Я сам ничего не мог понять.
- Пап, понимаешь мы возвращались в табун, после того как Ксер меня у светлых эльфов забрал. И совершенно неожиданно на нас напали псы. Ксера убили на моих глазах…
- Постой, теперь, кажется я понял. Вит, сынок, Ксер жив. И он сейчас несется сюда, потому что ему уже должны были сообщить о твоем возвращении. Наверное, земля только под копытами дрожит, все же не каждый день супруг возвращается.
Меня словно по башке мешком прихлопнули. Так и остолбенел. Как жив? Как супруг? А как же мне теперь дальше? Хорошо, что жив. Я увижу Ксера. У меня, кажется, сейчас ноги подкосятся от волнения. Что мне делать? Ужас, какой!!! А мой Нарс?
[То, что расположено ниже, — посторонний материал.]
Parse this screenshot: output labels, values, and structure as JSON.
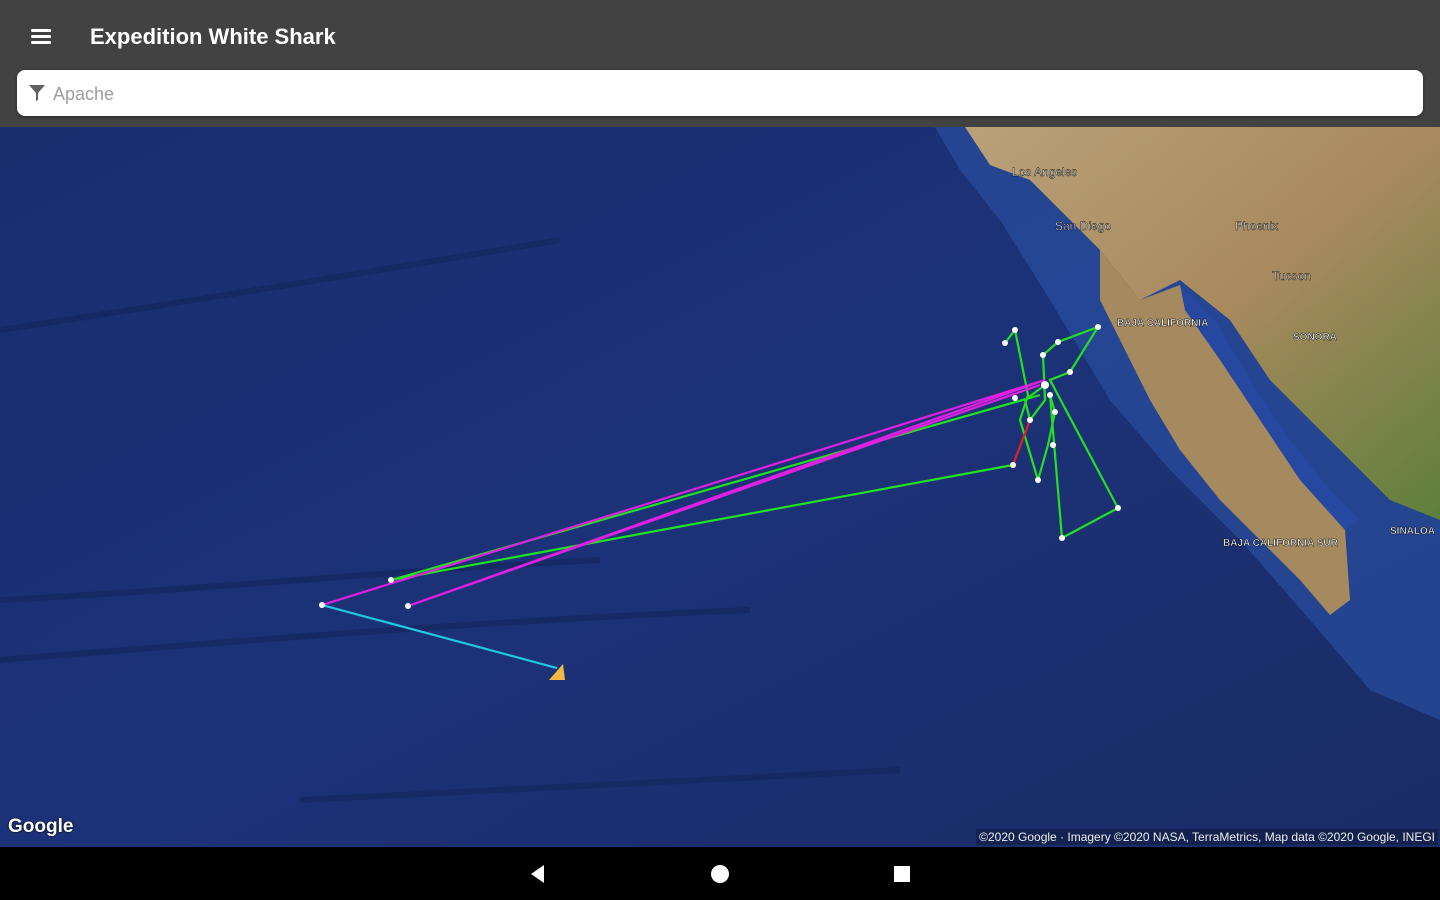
{
  "app": {
    "title": "Expedition White Shark"
  },
  "search": {
    "placeholder": "Apache",
    "value": ""
  },
  "map": {
    "labels": [
      "Los Angeles",
      "San Diego",
      "Phoenix",
      "Tucson",
      "BAJA CALIFORNIA",
      "SONORA",
      "BAJA CALIFORNIA SUR",
      "SINALOA"
    ],
    "track_colors": {
      "green": "#22e022",
      "magenta": "#e020e0",
      "cyan": "#22c8e0",
      "red": "#e02020",
      "marker": "#f5b942"
    },
    "google_logo": "Google",
    "attribution": "©2020 Google · Imagery ©2020 NASA, TerraMetrics, Map data ©2020 Google, INEGI"
  },
  "icons": {
    "menu": "hamburger-icon",
    "filter": "filter-icon",
    "back": "back-triangle-icon",
    "home": "home-circle-icon",
    "recents": "recents-square-icon"
  }
}
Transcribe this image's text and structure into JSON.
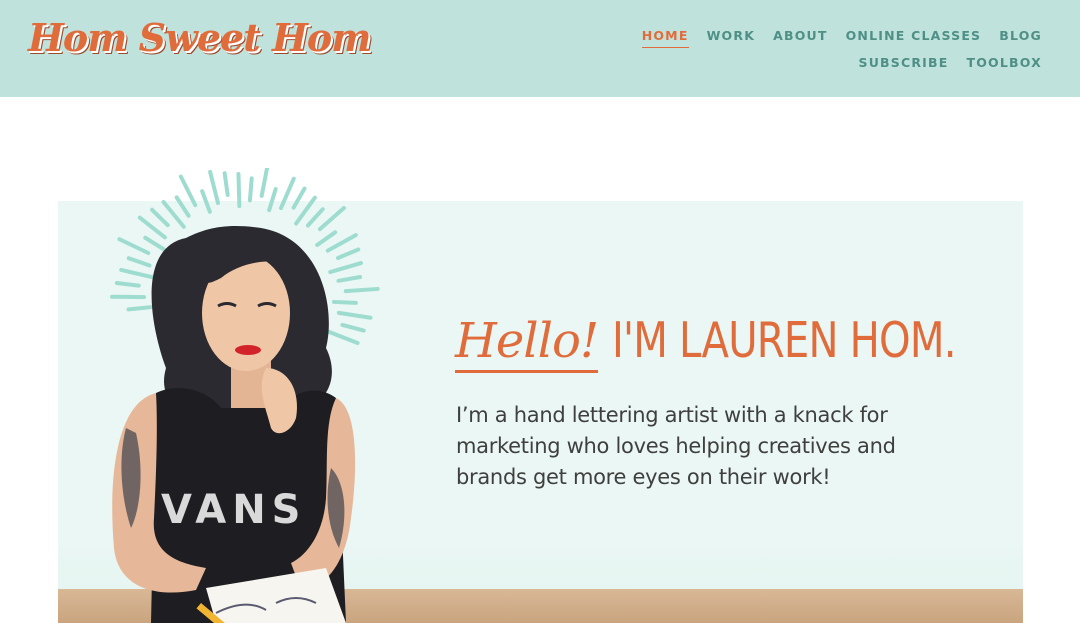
{
  "header": {
    "logo_text": "Hom Sweet Hom",
    "nav": [
      {
        "label": "HOME",
        "active": true
      },
      {
        "label": "WORK",
        "active": false
      },
      {
        "label": "ABOUT",
        "active": false
      },
      {
        "label": "ONLINE CLASSES",
        "active": false
      },
      {
        "label": "BLOG",
        "active": false
      },
      {
        "label": "SUBSCRIBE",
        "active": false
      },
      {
        "label": "TOOLBOX",
        "active": false
      }
    ]
  },
  "hero": {
    "hello": "Hello!",
    "name": "I'M LAUREN HOM.",
    "intro": "I’m a hand lettering artist with a knack for marketing who loves helping creatives and brands get more eyes on their work!",
    "shirt_text": "VANS"
  },
  "colors": {
    "header_bg": "#bfe3dc",
    "accent": "#e06c3c",
    "nav_text": "#4e8f86",
    "hero_bg": "#eaf7f4"
  }
}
Окружавшие нас кентавры, прислушивавшиеся к нашему разговору, стали расступаться. Ко мне шел мой вороной супруг. Я жадно вглядывался в Ксера, подмечая каждое движение. Как я мог оплакивать его все пять лет?! И ведь не разу не почувствовал, что он жив. А подсказка была постоянно рядом со мной, на моем предплечье и никак не хотела сниматься. Чертов браслет! Почему в нем нет встроенного маячка, чтобы хотя бы знать, умер супруг или нет.
Подойдя ко мне, Ксер замер. Время остановилось, окружающие исчезли. Только черные глаза кентавра с настороженностью выискивали в моей душе подтверждение радости. Радость, надежда, сверкнувшая в его глазах, сменилась на грусть и опустошение, когда он понял, что во мне нет того, что он ищет. Во мне нет любви к нему. Потому что я люблю своего дроу, причем очень люблю.
- Прости меня, Ксер, — сказал и разревелся, повиснув на его шее. Так мы и стояли в гробовой тишине, нарушаемой моими рыданиями, разочарованный обнаженный мужчина с уткнувшимся в него парнем.